Corriere della Sera, 16 aprile 2019

 

La fine della convenzione, annunciata dal sottosegretario Vito Crimi, si inserisce in una logica di sistema che percepisce come un fastidio qualunque fonte indipendente. Nell'epoca sciagurata delle fake news, il governo della democrazia diretta decide di colpire e affondare uno straordinario strumento di informazione. Anche ricorrendo alla retorica populista della disintermediazione, con i giornalisti assimilati a manipolatori, non si può negare che Radio Radicale sia stata per decenni una palestra di democrazia, inalberando, non a caso, il vessillo einaudiano "Conoscere per deliberare". Ma "conoscere" è ormai un optional, sacrificabile senza rimorsi sull'altare del taglio dei costi. E per deliberare si fa sempre in tempo a schiacciare un tasto su Rousseau, rispondendo a domande spesso "suggestive" (nel senso che suggeriscono la risposta).

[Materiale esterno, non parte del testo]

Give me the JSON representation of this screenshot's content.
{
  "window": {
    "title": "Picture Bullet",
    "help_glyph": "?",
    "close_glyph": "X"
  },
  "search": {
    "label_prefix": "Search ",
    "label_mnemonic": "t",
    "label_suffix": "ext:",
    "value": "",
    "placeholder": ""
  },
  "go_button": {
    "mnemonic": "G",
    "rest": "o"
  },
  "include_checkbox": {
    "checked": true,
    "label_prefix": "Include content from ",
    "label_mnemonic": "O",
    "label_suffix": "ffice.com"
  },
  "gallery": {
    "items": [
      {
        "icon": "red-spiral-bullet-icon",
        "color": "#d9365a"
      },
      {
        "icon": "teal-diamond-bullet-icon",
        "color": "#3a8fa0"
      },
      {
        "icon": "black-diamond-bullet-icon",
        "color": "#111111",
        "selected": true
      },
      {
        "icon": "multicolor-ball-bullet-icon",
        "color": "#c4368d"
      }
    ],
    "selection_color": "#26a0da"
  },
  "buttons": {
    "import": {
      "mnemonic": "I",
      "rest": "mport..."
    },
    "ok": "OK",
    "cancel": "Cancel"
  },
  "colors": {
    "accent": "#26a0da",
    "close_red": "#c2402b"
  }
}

La mannaia del risparmio a tutti i costi, la furia iconoclasta della lotta alla Casta, funzionale a recuperare qualche voto, non risparmiano nessuno. Non sarebbe un incidente, a meno di un ripensamento, lo stop alla convenzione a Radio Radicale, annunciato dal sottosegretario Vito Crimi. Perché si inserisce in una logica di sistema, che percepisce come un fastidio qualunque fonte informativa indipendente. Intellettuali e giornalisti, già "morti viventi" per Beppe Grillo, nella paranoia dei "rivoluzionari" sono considerati fiancheggiatori del vecchio sistema. E chi diffonde informazione e cultura viene invitato, come ha fatto il premier Giuseppe Conte, ad "andare sul mercato". Come se una seduta di Parlamento, l'udienza di un processo, l'assemblea di un partito possano avere un valore commerciale. E allora meglio avocare il controllo della "trasparenza", meglio cancellare una voce indipendente. A parlare ai cittadini penseranno i leader, direttamente dai loro profili social, gestiti da una massa enorme di comunicatori: pagata, naturalmente, da tutti noi.